If we go down to the next floor its news rooms, so journalism has an empire down there with radio studios, as I said the newsroom and again a whole bunch of flexible teaching facilities. There are all sorts of facilities for graphic design or as we call it visual communication design, and for digital and social media, so there’s a maker studio space that enables people to create prototypes of technological inventions that they then reflect upon.

Then the bottom floor is an extraordinary space that has a dedicated major art gallery, probably the biggest in the whole region, not just in the institution, and we’ve got two significant performance theatres, plus a TV studio as well. 

[Annette Braunack-Mayer] There are two new spaces here that will make a really big difference to our teaching, and to our research and they’re our two laboratory’s our occupational health and safety laboratory, and our social work simulation laboratory. 

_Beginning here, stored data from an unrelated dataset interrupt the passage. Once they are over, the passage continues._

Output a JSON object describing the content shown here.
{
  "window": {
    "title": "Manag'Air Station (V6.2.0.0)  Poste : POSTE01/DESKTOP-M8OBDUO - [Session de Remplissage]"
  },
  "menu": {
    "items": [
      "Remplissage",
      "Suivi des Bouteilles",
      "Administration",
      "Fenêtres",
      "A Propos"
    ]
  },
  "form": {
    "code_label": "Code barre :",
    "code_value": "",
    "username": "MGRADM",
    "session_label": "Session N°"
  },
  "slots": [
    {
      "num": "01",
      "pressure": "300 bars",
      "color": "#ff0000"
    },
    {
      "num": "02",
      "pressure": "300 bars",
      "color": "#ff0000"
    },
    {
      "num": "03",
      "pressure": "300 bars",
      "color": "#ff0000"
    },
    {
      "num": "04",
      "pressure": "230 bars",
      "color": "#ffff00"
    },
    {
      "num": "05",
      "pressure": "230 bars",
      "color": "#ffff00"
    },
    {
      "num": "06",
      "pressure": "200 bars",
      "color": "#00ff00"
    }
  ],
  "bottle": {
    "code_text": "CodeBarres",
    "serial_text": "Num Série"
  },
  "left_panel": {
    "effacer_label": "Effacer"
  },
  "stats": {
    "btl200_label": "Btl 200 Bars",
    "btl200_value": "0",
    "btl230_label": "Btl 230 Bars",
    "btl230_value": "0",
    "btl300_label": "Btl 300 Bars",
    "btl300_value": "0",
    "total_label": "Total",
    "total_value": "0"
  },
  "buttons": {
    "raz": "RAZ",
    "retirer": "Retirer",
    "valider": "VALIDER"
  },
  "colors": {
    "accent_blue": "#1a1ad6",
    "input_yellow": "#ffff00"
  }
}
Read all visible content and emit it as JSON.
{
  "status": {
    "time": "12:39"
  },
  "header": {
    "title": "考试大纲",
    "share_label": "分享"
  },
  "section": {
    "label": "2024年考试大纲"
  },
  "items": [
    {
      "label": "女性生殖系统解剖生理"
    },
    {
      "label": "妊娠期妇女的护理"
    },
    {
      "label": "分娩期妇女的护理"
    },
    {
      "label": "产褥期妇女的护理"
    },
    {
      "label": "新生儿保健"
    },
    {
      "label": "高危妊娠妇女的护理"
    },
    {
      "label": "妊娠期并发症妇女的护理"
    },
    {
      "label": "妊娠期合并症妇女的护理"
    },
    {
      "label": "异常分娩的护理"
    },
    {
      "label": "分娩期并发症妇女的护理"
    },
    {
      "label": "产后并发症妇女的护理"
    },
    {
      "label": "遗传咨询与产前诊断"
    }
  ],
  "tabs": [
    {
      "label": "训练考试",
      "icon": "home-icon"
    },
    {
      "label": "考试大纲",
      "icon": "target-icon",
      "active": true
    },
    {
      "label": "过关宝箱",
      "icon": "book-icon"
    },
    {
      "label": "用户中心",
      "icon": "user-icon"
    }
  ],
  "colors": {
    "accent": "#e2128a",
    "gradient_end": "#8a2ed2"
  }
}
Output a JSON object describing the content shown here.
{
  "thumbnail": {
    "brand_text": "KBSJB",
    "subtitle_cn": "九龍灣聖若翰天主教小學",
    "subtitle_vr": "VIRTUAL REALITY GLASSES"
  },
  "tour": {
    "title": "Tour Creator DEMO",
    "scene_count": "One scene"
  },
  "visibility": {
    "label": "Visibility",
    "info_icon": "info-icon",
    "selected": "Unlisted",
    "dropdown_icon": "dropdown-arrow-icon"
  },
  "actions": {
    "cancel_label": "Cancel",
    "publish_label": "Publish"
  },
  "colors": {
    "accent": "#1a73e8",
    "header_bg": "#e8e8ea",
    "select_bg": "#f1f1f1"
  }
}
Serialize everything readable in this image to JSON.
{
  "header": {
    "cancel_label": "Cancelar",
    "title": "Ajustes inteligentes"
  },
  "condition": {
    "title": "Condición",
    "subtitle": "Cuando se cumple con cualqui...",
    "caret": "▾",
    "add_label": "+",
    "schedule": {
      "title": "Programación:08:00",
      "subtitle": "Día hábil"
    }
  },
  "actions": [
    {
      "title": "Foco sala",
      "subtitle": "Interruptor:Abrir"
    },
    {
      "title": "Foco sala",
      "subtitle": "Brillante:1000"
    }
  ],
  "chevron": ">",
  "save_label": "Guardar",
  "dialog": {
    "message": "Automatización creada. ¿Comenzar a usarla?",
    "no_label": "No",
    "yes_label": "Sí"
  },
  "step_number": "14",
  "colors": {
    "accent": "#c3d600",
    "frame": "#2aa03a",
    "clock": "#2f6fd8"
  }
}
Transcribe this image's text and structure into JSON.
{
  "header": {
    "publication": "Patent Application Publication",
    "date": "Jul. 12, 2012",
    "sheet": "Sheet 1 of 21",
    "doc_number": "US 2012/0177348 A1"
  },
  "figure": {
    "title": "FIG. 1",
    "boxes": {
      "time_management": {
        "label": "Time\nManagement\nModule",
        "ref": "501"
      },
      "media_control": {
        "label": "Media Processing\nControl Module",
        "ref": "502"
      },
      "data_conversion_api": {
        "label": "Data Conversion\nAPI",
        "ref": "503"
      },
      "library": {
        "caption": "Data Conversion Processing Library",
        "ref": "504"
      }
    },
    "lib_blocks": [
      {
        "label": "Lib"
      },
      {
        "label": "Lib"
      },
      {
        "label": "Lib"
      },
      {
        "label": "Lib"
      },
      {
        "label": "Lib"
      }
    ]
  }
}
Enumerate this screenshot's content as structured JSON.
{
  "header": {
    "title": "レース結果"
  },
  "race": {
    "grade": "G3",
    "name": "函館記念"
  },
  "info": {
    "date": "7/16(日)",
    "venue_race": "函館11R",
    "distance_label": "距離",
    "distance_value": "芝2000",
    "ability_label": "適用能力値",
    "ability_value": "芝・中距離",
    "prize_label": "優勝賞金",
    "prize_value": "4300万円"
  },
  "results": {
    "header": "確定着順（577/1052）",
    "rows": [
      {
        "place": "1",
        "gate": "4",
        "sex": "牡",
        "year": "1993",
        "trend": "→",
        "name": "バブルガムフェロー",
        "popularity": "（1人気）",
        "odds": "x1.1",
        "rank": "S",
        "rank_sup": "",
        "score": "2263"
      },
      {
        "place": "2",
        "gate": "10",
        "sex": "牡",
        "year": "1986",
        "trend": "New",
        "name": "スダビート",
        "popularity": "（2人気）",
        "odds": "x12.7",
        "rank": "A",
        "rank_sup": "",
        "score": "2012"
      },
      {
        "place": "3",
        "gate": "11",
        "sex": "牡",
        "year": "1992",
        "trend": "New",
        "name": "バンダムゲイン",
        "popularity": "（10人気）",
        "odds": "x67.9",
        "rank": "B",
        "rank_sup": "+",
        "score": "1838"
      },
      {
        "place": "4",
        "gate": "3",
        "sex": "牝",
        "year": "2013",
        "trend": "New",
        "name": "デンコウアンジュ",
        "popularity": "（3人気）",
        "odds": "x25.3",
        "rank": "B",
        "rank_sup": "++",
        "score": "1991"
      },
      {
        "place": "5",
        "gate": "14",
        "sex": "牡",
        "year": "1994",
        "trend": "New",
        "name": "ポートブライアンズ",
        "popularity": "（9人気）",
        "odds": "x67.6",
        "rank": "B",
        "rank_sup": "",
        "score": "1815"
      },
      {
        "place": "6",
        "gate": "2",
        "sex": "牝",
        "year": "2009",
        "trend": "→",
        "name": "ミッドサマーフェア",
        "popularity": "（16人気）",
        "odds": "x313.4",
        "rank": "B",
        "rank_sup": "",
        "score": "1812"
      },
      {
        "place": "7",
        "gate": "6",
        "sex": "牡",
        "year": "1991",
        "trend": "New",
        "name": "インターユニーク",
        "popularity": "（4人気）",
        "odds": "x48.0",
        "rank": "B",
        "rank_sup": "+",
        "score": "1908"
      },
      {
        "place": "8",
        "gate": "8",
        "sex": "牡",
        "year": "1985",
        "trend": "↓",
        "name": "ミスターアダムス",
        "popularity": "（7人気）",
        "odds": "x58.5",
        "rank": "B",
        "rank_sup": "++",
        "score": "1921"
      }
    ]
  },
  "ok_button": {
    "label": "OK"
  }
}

[Brogan Bunt] One of our primary interests in this facility is the capacity to engage with broader disciplines. 

[Nicholas Gill] We’ve got a number of the big issues that are occupying our society right at the moment, we’ve got bushfires, we’ve got shark attacks and urban sustainability issues. 

[Annette Braunack-Mayer] The biggest problems that we face as a society, are ones that you cannot solve simply by looking at them through one lens, and you need inter disciplinary perspectives to address things. 

[Brogan Bunt] What we aim to do here is prepare students, not necessarily just for the current state of affairs, but we’re trying to prepare students for the future, for a changing industry where they can anticipate and invent possibilities further down the track.